Misalnya, ketika mereka menghadapi kasus yang terjadi di Cikeusik dan Temanggung, mereka berusaha menjadikan sumber dari kalangan ‘tokoh-tokoh Islam’, yang kemudian mereka wawancarai, dan digunakan untuk menghantam pemerintah dengan opini: "Tindak Tegas Ormas Melakukan Kekerasan".
Bagaimana media-media Kristen dan sekuler, terus-menerus ‘meneror’ pemerintah dengan memborbardir opini yang konsisten untuk merontokkan moral pemerintah, yang kemudian mereka mengharapkan agar pemerintah mengambil kebijakan seperti yang mereka kehendaki.

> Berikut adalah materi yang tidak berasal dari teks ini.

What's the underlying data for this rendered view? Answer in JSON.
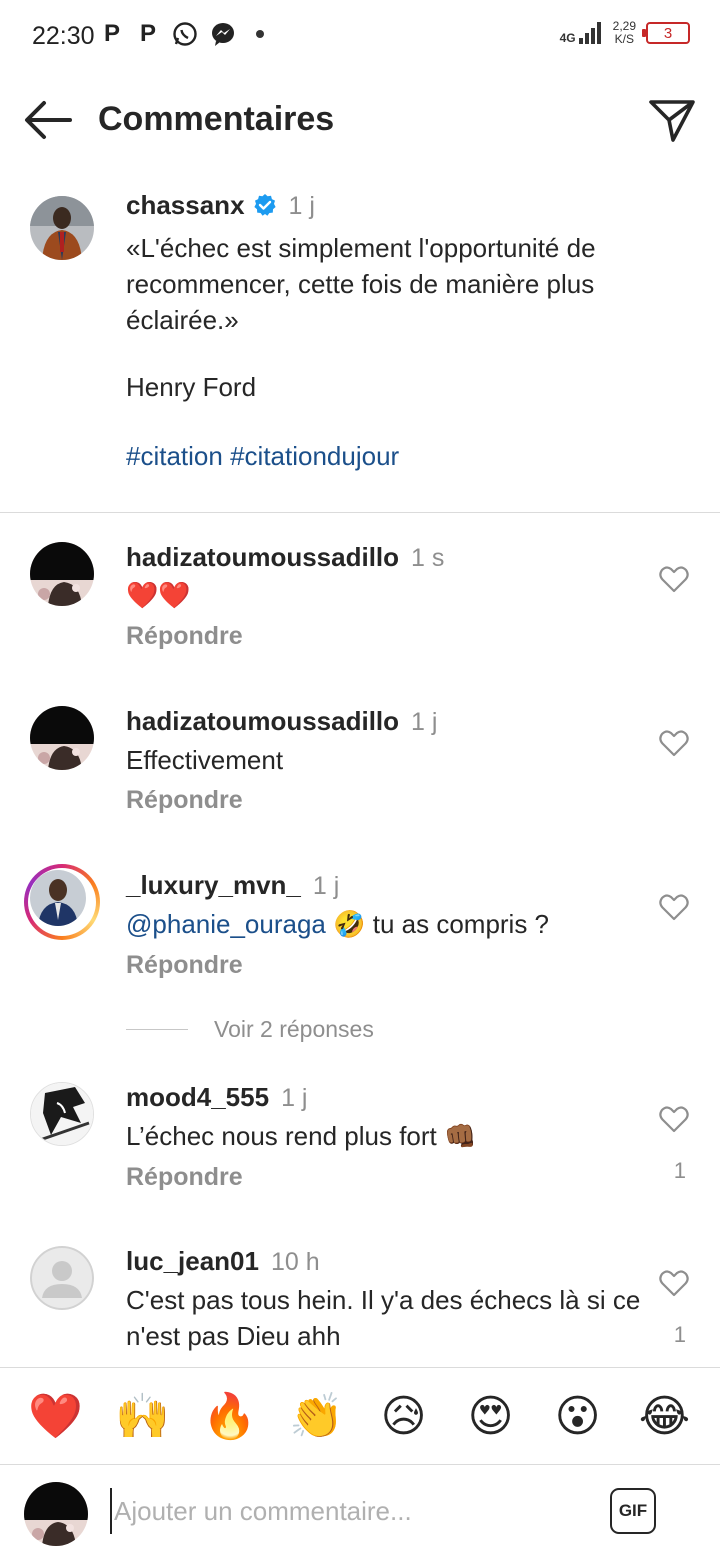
{
  "status_bar": {
    "time": "22:30",
    "network": "4G",
    "speed_value": "2,29",
    "speed_unit": "K/S",
    "battery": "3"
  },
  "header": {
    "title": "Commentaires"
  },
  "caption": {
    "username": "chassanx",
    "time": "1 j",
    "text": "«L'échec est simplement l'opportunité de recommencer, cette fois de manière plus éclairée.»",
    "author": "Henry Ford",
    "tags": [
      "#citation",
      "#citationdujour"
    ]
  },
  "comments": [
    {
      "username": "hadizatoumoussadillo",
      "time": "1 s",
      "text": "❤️❤️",
      "reply_label": "Répondre"
    },
    {
      "username": "hadizatoumoussadillo",
      "time": "1 j",
      "text": "Effectivement",
      "reply_label": "Répondre"
    },
    {
      "username": "_luxury_mvn_",
      "time": "1 j",
      "mention": "@phanie_ouraga",
      "emoji": "🤣",
      "text": "tu as compris ?",
      "reply_label": "Répondre"
    },
    {
      "username": "mood4_555",
      "time": "1 j",
      "text": "L’échec nous rend plus fort",
      "emoji": "👊🏾",
      "reply_label": "Répondre",
      "likes": "1"
    },
    {
      "username": "luc_jean01",
      "time": "10 h",
      "text": "C'est pas tous hein. Il y'a des échecs là si ce n'est pas Dieu ahh",
      "likes": "1"
    }
  ],
  "view_replies": "Voir 2 réponses",
  "reactions": [
    "❤️",
    "🙌",
    "🔥",
    "👏",
    "😥",
    "😍",
    "😮",
    "😂"
  ],
  "input": {
    "placeholder": "Ajouter un commentaire...",
    "gif_label": "GIF"
  }
}
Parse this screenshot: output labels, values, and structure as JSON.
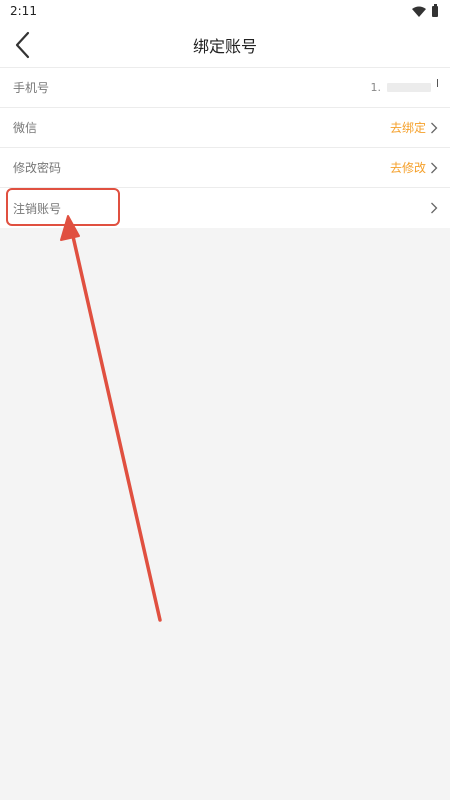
{
  "status_bar": {
    "time": "2:11"
  },
  "header": {
    "title": "绑定账号"
  },
  "rows": [
    {
      "label": "手机号",
      "value": "1.",
      "action": ""
    },
    {
      "label": "微信",
      "value": "",
      "action": "去绑定"
    },
    {
      "label": "修改密码",
      "value": "",
      "action": "去修改"
    },
    {
      "label": "注销账号",
      "value": "",
      "action": ""
    }
  ],
  "colors": {
    "accent": "#f5a02a",
    "annotation": "#e05040",
    "background": "#f4f4f4"
  },
  "icons": [
    "back-arrow-icon",
    "wifi-icon",
    "battery-icon",
    "chevron-right-icon"
  ]
}
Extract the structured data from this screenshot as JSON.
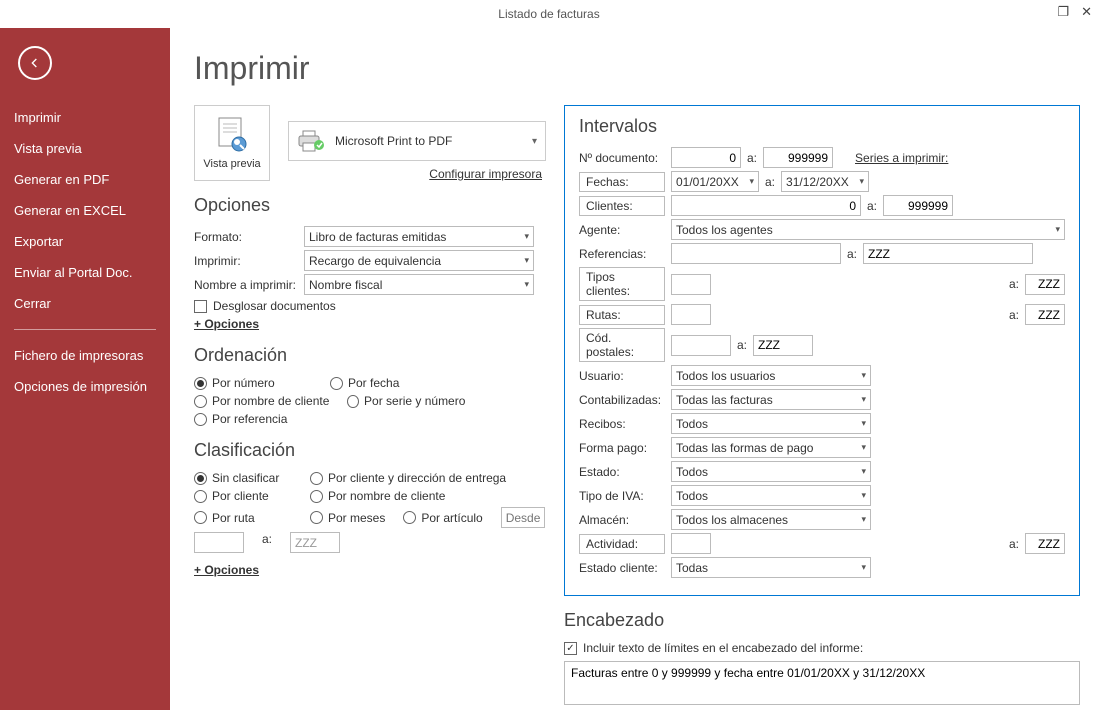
{
  "window": {
    "title": "Listado de facturas"
  },
  "page": {
    "title": "Imprimir"
  },
  "sidebar": {
    "items": [
      "Imprimir",
      "Vista previa",
      "Generar en PDF",
      "Generar en EXCEL",
      "Exportar",
      "Enviar al Portal Doc.",
      "Cerrar"
    ],
    "extra": [
      "Fichero de impresoras",
      "Opciones de impresión"
    ]
  },
  "preview": {
    "label": "Vista previa"
  },
  "printer": {
    "name": "Microsoft Print to PDF"
  },
  "config_link": "Configurar impresora",
  "opciones": {
    "heading": "Opciones",
    "formato_label": "Formato:",
    "formato_value": "Libro de facturas emitidas",
    "imprimir_label": "Imprimir:",
    "imprimir_value": "Recargo de equivalencia",
    "nombre_label": "Nombre a imprimir:",
    "nombre_value": "Nombre fiscal",
    "desglosar": "Desglosar documentos",
    "mas": "+ Opciones"
  },
  "ordenacion": {
    "heading": "Ordenación",
    "opts": [
      "Por número",
      "Por fecha",
      "Por nombre de cliente",
      "Por serie y número",
      "Por referencia"
    ]
  },
  "clasificacion": {
    "heading": "Clasificación",
    "opts": [
      "Sin clasificar",
      "Por cliente y dirección de entrega",
      "Por cliente",
      "Por nombre de cliente",
      "Por ruta",
      "Por meses",
      "Por artículo"
    ],
    "desde": "Desde:",
    "a": "a:",
    "a_val": "ZZZ",
    "mas": "+ Opciones"
  },
  "intervalos": {
    "heading": "Intervalos",
    "ndoc_label": "Nº documento:",
    "ndoc_from": "0",
    "a": "a:",
    "ndoc_to": "999999",
    "series_link": "Series a imprimir:",
    "fechas_label": "Fechas:",
    "fecha_from": "01/01/20XX",
    "fecha_to": "31/12/20XX",
    "clientes_label": "Clientes:",
    "cli_from": "0",
    "cli_to": "999999",
    "agente_label": "Agente:",
    "agente_value": "Todos los agentes",
    "ref_label": "Referencias:",
    "ref_to": "ZZZ",
    "tipos_label": "Tipos clientes:",
    "tipos_to": "ZZZ",
    "rutas_label": "Rutas:",
    "rutas_to": "ZZZ",
    "cp_label": "Cód. postales:",
    "cp_to": "ZZZ",
    "usuario_label": "Usuario:",
    "usuario_value": "Todos los usuarios",
    "contab_label": "Contabilizadas:",
    "contab_value": "Todas las facturas",
    "recibos_label": "Recibos:",
    "recibos_value": "Todos",
    "forma_label": "Forma pago:",
    "forma_value": "Todas las formas de pago",
    "estado_label": "Estado:",
    "estado_value": "Todos",
    "iva_label": "Tipo de IVA:",
    "iva_value": "Todos",
    "almacen_label": "Almacén:",
    "almacen_value": "Todos los almacenes",
    "actividad_label": "Actividad:",
    "actividad_to": "ZZZ",
    "ecli_label": "Estado cliente:",
    "ecli_value": "Todas"
  },
  "encabezado": {
    "heading": "Encabezado",
    "incluir": "Incluir texto de límites en el encabezado del informe:",
    "text": "Facturas entre 0 y 999999 y fecha entre 01/01/20XX y 31/12/20XX"
  }
}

Mula-mula media-media Kristen itu, memuat judul berita utama, sesudah peristiwa Cikeusik dan Temanggung itu, dengan judul : “SBY : Bubarkan Ormas Perusuh”. (Kompas/10/2). Dibawah judul, diberi anak kalimat : “Jika ada kelompok dan organisasi resmi yang selama ini terus melakukan kekerasan, maka kepada penegak hukum agar dicarikan jalan yang sah atau legal, jika perlu dilakukan pembubaran”. Ini pernyataan Presiden SBY yang dikutip harian Kompas.
Tetapi mereka masih belum puas dengan pernyataan Presiden SBY, dan mereka bertambah keras melakukan tekanan, dan diikuti dengan sejumlah opini yang dimunculkan dari kalangan tokoh Islam.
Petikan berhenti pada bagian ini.